Believe- it is a word that is used in so many contexts, for so many reasons. It is a word scrawled on my left wrist in the form of a tattoo, a constant reminder to never lose faith, no matter what the circumstances and a word that I have tried mightily to adhere to as my sister has battled cancer.

I am not necessarily talking about believing in an ethereal being, although that to gets many through the difficulty of cancer, too. For me, it has been many things. It has been the spark that was ignited with the acceptance that maybe this was my future falling into place as everything else in my life seemingly fell apart. Believing has caused an enduring fire within me to achieve what I once thought unimaginable.

It gave me a purpose amongst the unknowns and has guided me to where it is I am today. It has propelled me through my deepest fears and past my endless anxieties. Knowing, and realizing that although I will never reason with the “whys” of my sister’s illness, I also know I would not be entering into the nursing field.

To believe is something that varies and is different from one soul to the next. In my eyes, it is focusing on the things you can control and letting go of all that you cannot. When you believe, you are practicing patience and learning to accept what is- despite all of your wants and desires. You are learning to be at peace during one of the most restless events that will plague your life.

How to believe is a question that I do not think has one answer. I do not think that having the capacity to believe is something that one can be taught. More than anything, I think it requires a sense of self and a self-awareness that sometimes can be hard to find. It is a balance of knowing what to do in the most difficult of moments.

When my sister was diagnosed, I had no idea of all the incredible people that we’d come to know and the endurance that it would take to see it through. I learned the despite all the bad, I had to believe that things would not always be that way. I had to learn to believe that those who had done this before were leading us in the right direction. That, though terrifying, people had traveled this road and we could do it, too. When my belief waned, all I had to do was look around at her phenomenal care team and the belief that she could beat cancer was almost instantly restored.
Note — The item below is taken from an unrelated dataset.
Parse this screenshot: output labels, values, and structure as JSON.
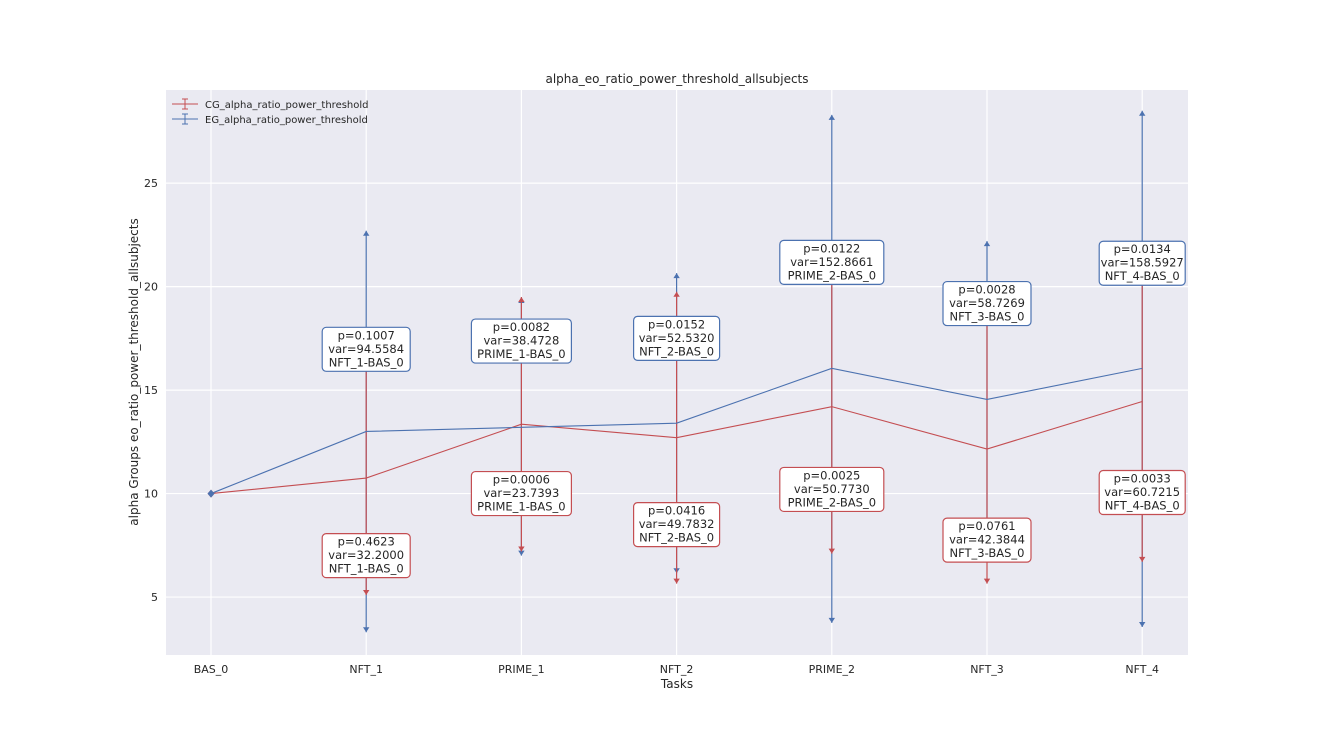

I also had to learn to believe in myself and to trust that I could do this, that my sister could do this. When my faith wonders, I look at my tattoo and am reminded that I need to believe and that as hard as the hardest of days come, I simply have to remember that we did it yesterday, so we can do it today. Tomorrow, a new sun will rise and we will have the chance to begin again. Even when everything feels so impossibly hard, I am fighting along someone who has far more to lose in this was than I do.